Son las cosas cotidianas las que nos cuentan la historia. Una vasija recuperada del fondo del mar nos habla del garum, la salsa de los romanos, y nos acerca a las costas de Cádiz. Donde ahora mismo se tuestan al sol cuerpos nacionales y extranjeros, se afanaban hace siglos los conquistadores, ignorantes de que también ellos serían memoria algún día. Una crátera guarda aún el aroma del vino mezclado con el agua, un pecio cuenta el fragor de la batalla, monedas de oro enterradas en el fango siguen oliendo a codicia. Los arqueólogos consideran tesoros las esquirlas, las puntas de hueso, el humilde menaje que nos habla de la hora de la comida en un ritual repetido desde siempre.

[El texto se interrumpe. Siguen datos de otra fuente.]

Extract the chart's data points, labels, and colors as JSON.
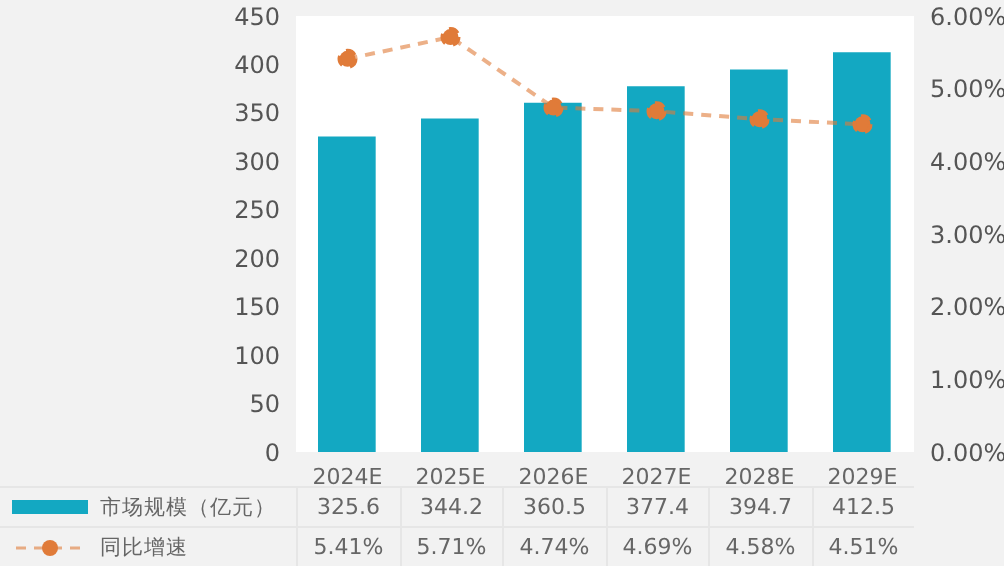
{
  "chart_data": {
    "type": "bar",
    "categories": [
      "2024E",
      "2025E",
      "2026E",
      "2027E",
      "2028E",
      "2029E"
    ],
    "series": [
      {
        "name": "市场规模（亿元）",
        "color": "#13a8c2",
        "values": [
          325.6,
          344.2,
          360.5,
          377.4,
          394.7,
          412.5
        ],
        "value_labels": [
          "325.6",
          "344.2",
          "360.5",
          "377.4",
          "394.7",
          "412.5"
        ]
      },
      {
        "name": "同比增速",
        "type": "line",
        "axis": "y2",
        "color": "#e07b39",
        "line_style": "dashed",
        "marker": "circle",
        "values": [
          5.41,
          5.71,
          4.74,
          4.69,
          4.58,
          4.51
        ],
        "value_labels": [
          "5.41%",
          "5.71%",
          "4.74%",
          "4.69%",
          "4.58%",
          "4.51%"
        ]
      }
    ],
    "ylim": [
      0,
      450
    ],
    "yticks": [
      0,
      50,
      100,
      150,
      200,
      250,
      300,
      350,
      400,
      450
    ],
    "y2lim": [
      0,
      6
    ],
    "y2ticks": [
      {
        "value": 0,
        "label": "0.00%"
      },
      {
        "value": 1,
        "label": "1.00%"
      },
      {
        "value": 2,
        "label": "2.00%"
      },
      {
        "value": 3,
        "label": "3.00%"
      },
      {
        "value": 4,
        "label": "4.00%"
      },
      {
        "value": 5,
        "label": "5.00%"
      },
      {
        "value": 6,
        "label": "6.00%"
      }
    ],
    "legend": "bottom",
    "grid": false
  }
}
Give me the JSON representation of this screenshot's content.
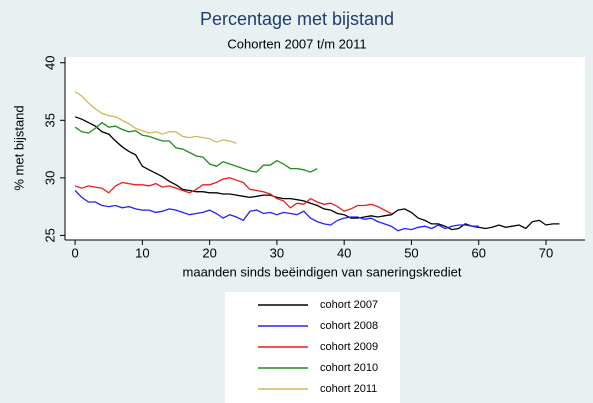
{
  "chart_data": {
    "type": "line",
    "title": "Percentage met bijstand",
    "subtitle": "Cohorten 2007 t/m 2011",
    "x_label": "maanden sinds beëindigen van saneringskrediet",
    "y_label": "% met bijstand",
    "xlim": [
      -1.5,
      75.8
    ],
    "ylim": [
      24.6,
      40.5
    ],
    "xticks": [
      0,
      10,
      20,
      30,
      40,
      50,
      60,
      70
    ],
    "yticks": [
      25,
      30,
      35,
      40
    ],
    "x": [
      0,
      1,
      2,
      3,
      4,
      5,
      6,
      7,
      8,
      9,
      10,
      11,
      12,
      13,
      14,
      15,
      16,
      17,
      18,
      19,
      20,
      21,
      22,
      23,
      24,
      25,
      26,
      27,
      28,
      29,
      30,
      31,
      32,
      33,
      34,
      35,
      36,
      37,
      38,
      39,
      40,
      41,
      42,
      43,
      44,
      45,
      46,
      47,
      48,
      49,
      50,
      51,
      52,
      53,
      54,
      55,
      56,
      57,
      58,
      59,
      60,
      61,
      62,
      63,
      64,
      65,
      66,
      67,
      68,
      69,
      70,
      71,
      72
    ],
    "series": [
      {
        "name": "cohort 2007",
        "color": "#000000",
        "values": [
          35.3,
          35.1,
          34.8,
          34.5,
          34.0,
          33.8,
          33.2,
          32.7,
          32.3,
          32.0,
          31.0,
          30.7,
          30.4,
          30.1,
          29.7,
          29.4,
          29.0,
          28.9,
          28.8,
          28.8,
          28.7,
          28.7,
          28.6,
          28.6,
          28.5,
          28.4,
          28.3,
          28.4,
          28.5,
          28.5,
          28.3,
          28.2,
          28.2,
          28.1,
          28.0,
          27.8,
          27.6,
          27.3,
          27.2,
          26.9,
          26.8,
          26.5,
          26.5,
          26.6,
          26.7,
          26.6,
          26.7,
          26.8,
          27.2,
          27.3,
          27.0,
          26.5,
          26.3,
          26.0,
          26.0,
          25.8,
          25.5,
          25.6,
          26.0,
          25.8,
          25.7,
          25.6,
          25.7,
          25.9,
          25.7,
          25.8,
          25.9,
          25.6,
          26.2,
          26.3,
          25.9,
          26.0,
          26.0
        ]
      },
      {
        "name": "cohort 2008",
        "color": "#2222ff",
        "values": [
          28.9,
          28.3,
          27.9,
          27.9,
          27.6,
          27.5,
          27.6,
          27.4,
          27.5,
          27.3,
          27.2,
          27.2,
          27.0,
          27.1,
          27.3,
          27.2,
          27.0,
          26.8,
          26.9,
          27.0,
          27.2,
          26.9,
          26.5,
          26.8,
          26.6,
          26.3,
          27.1,
          27.2,
          26.9,
          27.0,
          26.8,
          27.0,
          26.9,
          26.8,
          27.1,
          26.5,
          26.2,
          26.0,
          25.9,
          26.3,
          26.5,
          26.6,
          26.6,
          26.4,
          26.5,
          26.2,
          26.0,
          25.8,
          25.4,
          25.6,
          25.5,
          25.7,
          25.8,
          25.6,
          25.9,
          25.6,
          25.8,
          25.9,
          25.9,
          25.8,
          25.8,
          null,
          null,
          null,
          null,
          null,
          null,
          null,
          null,
          null,
          null,
          null,
          null
        ]
      },
      {
        "name": "cohort 2009",
        "color": "#ee1c1c",
        "values": [
          29.3,
          29.1,
          29.3,
          29.2,
          29.1,
          28.7,
          29.3,
          29.6,
          29.5,
          29.4,
          29.4,
          29.3,
          29.5,
          29.2,
          29.3,
          29.1,
          28.9,
          28.7,
          29.0,
          29.4,
          29.4,
          29.6,
          29.9,
          30.0,
          29.8,
          29.6,
          29.0,
          28.9,
          28.8,
          28.6,
          28.2,
          28.0,
          27.4,
          27.8,
          27.7,
          28.2,
          27.9,
          27.7,
          27.8,
          27.5,
          27.1,
          27.3,
          27.6,
          27.6,
          27.7,
          27.5,
          27.2,
          26.9,
          null,
          null,
          null,
          null,
          null,
          null,
          null,
          null,
          null,
          null,
          null,
          null,
          null,
          null,
          null,
          null,
          null,
          null,
          null,
          null,
          null,
          null,
          null,
          null,
          null
        ]
      },
      {
        "name": "cohort 2010",
        "color": "#1e8c1e",
        "values": [
          34.4,
          34.0,
          33.9,
          34.3,
          34.8,
          34.4,
          34.5,
          34.2,
          34.0,
          34.1,
          33.7,
          33.6,
          33.4,
          33.2,
          33.2,
          32.6,
          32.5,
          32.2,
          31.9,
          31.8,
          31.2,
          31.0,
          31.4,
          31.2,
          31.0,
          30.8,
          30.6,
          30.5,
          31.1,
          31.1,
          31.5,
          31.2,
          30.8,
          30.8,
          30.7,
          30.5,
          30.8,
          null,
          null,
          null,
          null,
          null,
          null,
          null,
          null,
          null,
          null,
          null,
          null,
          null,
          null,
          null,
          null,
          null,
          null,
          null,
          null,
          null,
          null,
          null,
          null,
          null,
          null,
          null,
          null,
          null,
          null,
          null,
          null,
          null,
          null,
          null,
          null
        ]
      },
      {
        "name": "cohort 2011",
        "color": "#d4b65c",
        "values": [
          37.5,
          37.1,
          36.5,
          36.0,
          35.6,
          35.4,
          35.3,
          35.0,
          34.7,
          34.3,
          34.1,
          33.9,
          34.0,
          33.8,
          34.0,
          34.0,
          33.6,
          33.5,
          33.6,
          33.5,
          33.4,
          33.1,
          33.3,
          33.2,
          33.0,
          null,
          null,
          null,
          null,
          null,
          null,
          null,
          null,
          null,
          null,
          null,
          null,
          null,
          null,
          null,
          null,
          null,
          null,
          null,
          null,
          null,
          null,
          null,
          null,
          null,
          null,
          null,
          null,
          null,
          null,
          null,
          null,
          null,
          null,
          null,
          null,
          null,
          null,
          null,
          null,
          null,
          null,
          null,
          null,
          null,
          null,
          null,
          null
        ]
      }
    ]
  }
}
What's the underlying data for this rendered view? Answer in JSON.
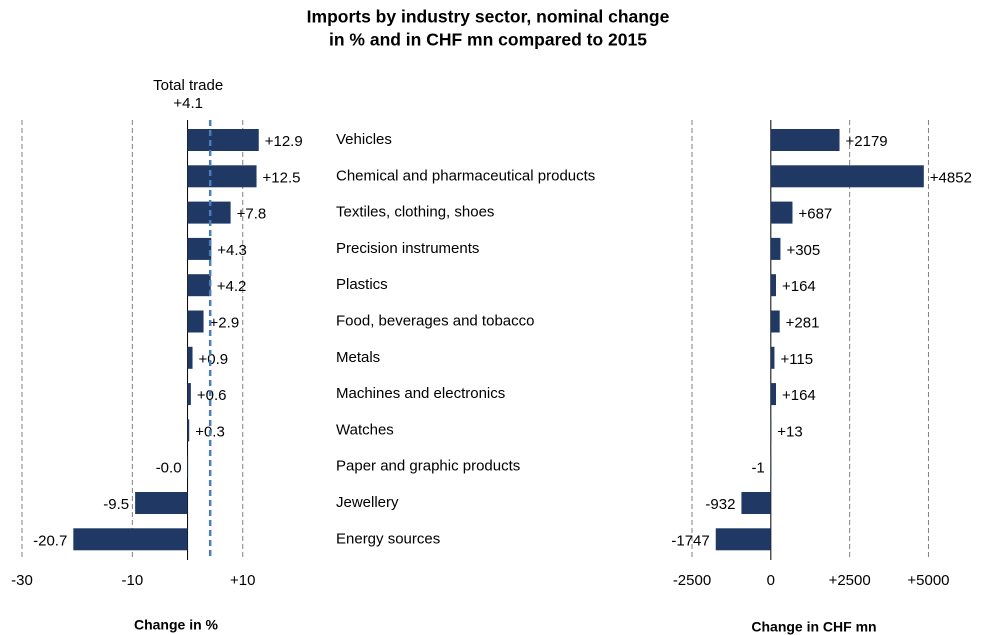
{
  "chart_data": [
    {
      "type": "bar",
      "orientation": "horizontal",
      "title": [
        "Imports by industry sector, nominal change",
        "in % and in CHF mn compared to 2015"
      ],
      "xlabel": "Change in %",
      "categories": [
        "Vehicles",
        "Chemical and pharmaceutical products",
        "Textiles, clothing, shoes",
        "Precision instruments",
        "Plastics",
        "Food, beverages and tobacco",
        "Metals",
        "Machines and electronics",
        "Watches",
        "Paper and graphic products",
        "Jewellery",
        "Energy sources"
      ],
      "values": [
        12.9,
        12.5,
        7.8,
        4.3,
        4.2,
        2.9,
        0.9,
        0.6,
        0.3,
        -0.0,
        -9.5,
        -20.7
      ],
      "value_labels": [
        "+12.9",
        "+12.5",
        "+7.8",
        "+4.3",
        "+4.2",
        "+2.9",
        "+0.9",
        "+0.6",
        "+0.3",
        "-0.0",
        "-9.5",
        "-20.7"
      ],
      "color": "#1f3864",
      "xlim": [
        -30,
        24
      ],
      "xticks": [
        -30,
        -10,
        {
          "value": 10,
          "label": "+10"
        }
      ],
      "grid": true,
      "annotations": [
        {
          "text": "Total trade",
          "value_label": "+4.1",
          "value": 4.1,
          "color": "#4a7ebb"
        }
      ]
    },
    {
      "type": "bar",
      "orientation": "horizontal",
      "xlabel": "Change in CHF mn",
      "values": [
        2179,
        4852,
        687,
        305,
        164,
        281,
        115,
        164,
        13,
        -1,
        -932,
        -1747
      ],
      "value_labels": [
        "+2179",
        "+4852",
        "+687",
        "+305",
        "+164",
        "+281",
        "+115",
        "+164",
        "+13",
        "-1",
        "-932",
        "-1747"
      ],
      "color": "#1f3864",
      "xlim": [
        -2500,
        6000
      ],
      "xticks": [
        -2500,
        0,
        {
          "value": 2500,
          "label": "+2500"
        },
        {
          "value": 5000,
          "label": "+5000"
        }
      ],
      "grid": true
    }
  ]
}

Las cosas cotidianas cuentan la historia, sí, no las grandes gestas. Igual que el mar muestra en sus naufragios la esencia de lo que somos. Como ahora, cuando las olas devuelven con calma una y otra vez los cuerpos de los refugiados. Las mujeres. Los niños. Los que tienen más suerte llegan a los campos y comienzan su pequeña vida, la verdadera historia que no contamos nunca. Buscan una esquina soleada, lejos del mar, que les trae malos recuerdos. Y poco a poco se van amoldando a la rutina de lo cotidiano: salir a buscar comida, hacer cola, desacostumbrarse al lujo del grifo, del agua caliente en la bañera. Cómo se baña uno en esos sitios. Qué come. Dónde cocina. Cómo lava los platos. ¿Los niños hacen deberes? ¿A qué juegan los niños en los campos de refugiados? ¿Qué encontrarán los historiadores siglos más tarde o cómo explicarán nuestra indiferencia ante la ignominia?

Pulirán los objetos, expondrán lo que queda de aquellos días. Una zapatilla desparejada, restos de un cadáver en la playa, alguna moneda de un país abandonado a toda prisa por culpa de una guerra. Una vasija. Restos de quienes se consideraban a salvo de la historia hasta que esta los golpeó y de qué modo. Cosas cotidianas, cargadas de vergüenza. Cosas que nuestra ignorancia egoísta cree que no vamos a conocer nunca.